Please note: if you have bought a second hand car there is no guarantee that the tyres on the vehicle are to the manufacturer’s recommendation therefore, if you are ever in doubt consult your local garage.
See below for an explanation of what the writing on your vehicle‘s tyres means:
205/65 R 95 V
205: This is the width of the tyre tread in millimetres
65: Is the height of the sidewall as a percentage of the tyre tread, in this instance 65% of 205mm
R: R stands for radial; this is the construction of the tyre
16: The diameter of the tyre’s inner rim in inches
95: Is the load rating of the tyre, this is the weight the tyre is designed to support.
V: This letter refers to the maximum speed the tyre is designed to withstand when the vehicle if fully loaded (see below for the most common speed rating lettering)
S – 112 mph
T – 118 mph
H - 130 mph
V – 149 mph
Z – 150+ mph
W – 168 mph
Y – 186 mph
WHAT TYRES DO YOU REQUIRE?
If you drive a few thousand miles a year, mostly in a rural area, and never drive over 100mph then standard tyres in mid-price range should suffice. However, if you normally travel on motorways or at speed, finding the right tyre with an extended tread life will allow you to avoid changing your tyres as often, saving you money and time in the long run. Consult your local garage for advice.
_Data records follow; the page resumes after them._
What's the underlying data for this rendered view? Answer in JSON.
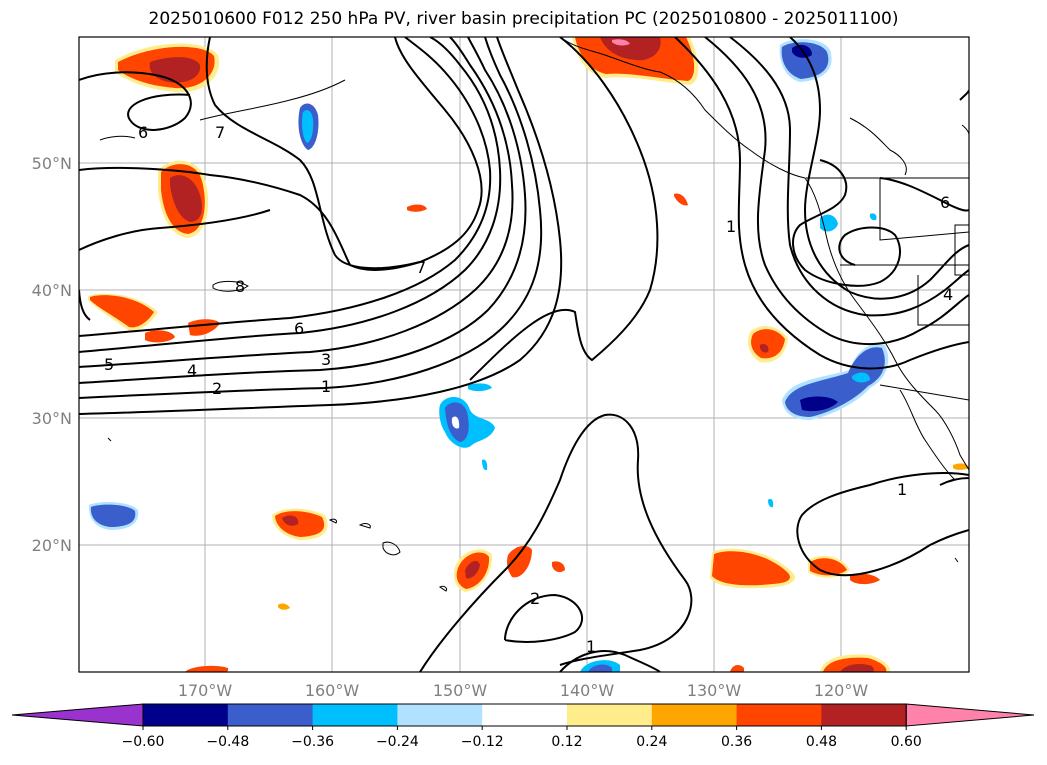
{
  "title": "2025010600 F012 250 hPa PV, river basin precipitation PC (2025010800 - 2025011100)",
  "map": {
    "lat_labels": [
      "50°N",
      "40°N",
      "30°N",
      "20°N"
    ],
    "lon_labels": [
      "170°W",
      "160°W",
      "150°W",
      "140°W",
      "130°W",
      "120°W"
    ],
    "grid": true,
    "contour_labels": [
      "6",
      "7",
      "7",
      "6",
      "5",
      "4",
      "3",
      "2",
      "1",
      "1",
      "6",
      "4",
      "1",
      "2",
      "1",
      "8"
    ]
  },
  "colorbar": {
    "ticks": [
      "−0.60",
      "−0.48",
      "−0.36",
      "−0.24",
      "−0.12",
      "0.12",
      "0.24",
      "0.36",
      "0.48",
      "0.60"
    ],
    "colors": [
      "#9a32cd",
      "#00008b",
      "#3a5fcd",
      "#00bfff",
      "#b0e2ff",
      "#ffffff",
      "#ffec8b",
      "#ffa500",
      "#ff4500",
      "#b22222",
      "#ff82ab"
    ]
  },
  "colors": {
    "neg_strong": "#00008b",
    "neg_mid": "#3a5fcd",
    "neg_light": "#00bfff",
    "neg_faint": "#b0e2ff",
    "pos_faint": "#ffec8b",
    "pos_light": "#ffa500",
    "pos_mid": "#ff4500",
    "pos_strong": "#b22222",
    "pos_max": "#ff82ab"
  }
}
Another factor to take into consideration, when finding the right type of tyre for your vehicle, is the typical weather for your location. In the UK, rain and wet weather is common, so it is best to find tyres that are well suited to provide good grip in this type of weather and still perform well.
ADVICE: It is good practice to rotate the tyres in the best condition to the front of your vehicle, this is because the majority of vehicles are front wheel drive, therefore the front wheels tend to wear faster as they are do a larger amount of work compared to the rear i.e. steer and do most of the braking.
NEW EU TYRE LABELLING REGULATION (EC 1222/2009) As of 1st November 2012, all tyres manufactured after 1st July 2012 are required to have a rating for 1 - Fuel efficiency, 2 -Wet grip and 3 – External rolling noise.
Fuel Efficiency – this is graded using a scale of A – G. ‘A’ being the most efficient and ‘G’ being the least efficient. [‘D’ is not used in this grading].
Wet Grip, also known as braking performance on a wet road – is graded using a scale of A – G. ‘A’ being shortest braking distance and ‘G’ being longest. [‘D’ & ‘G’ are not used in this grading].
External Rolling Noise – this is measured in decibels (dB) and categorised in 3 classes which are illustrated by 3 waves. 1 wave being a quieter tyre and 3 being louder.
Spare Tyres Is a spare tyre part of the MOT test? The simple answer is no, however under the Road Traffic Act it is illegal to carry a defective spare tyre.
Space saver tyres are legal to carry as a spare and to use on the vehicle in the short-term, ie until it is convenient to get a replacement tyre fitted, but if the vehicle is presented for an MOT with a space saver tyre fitted then it would fail as a result.
If the spare tyre is suspended in a cage under the vehicle these can be subject to theft and there are some excellent locking devices which can be fitted to eliminate this problem.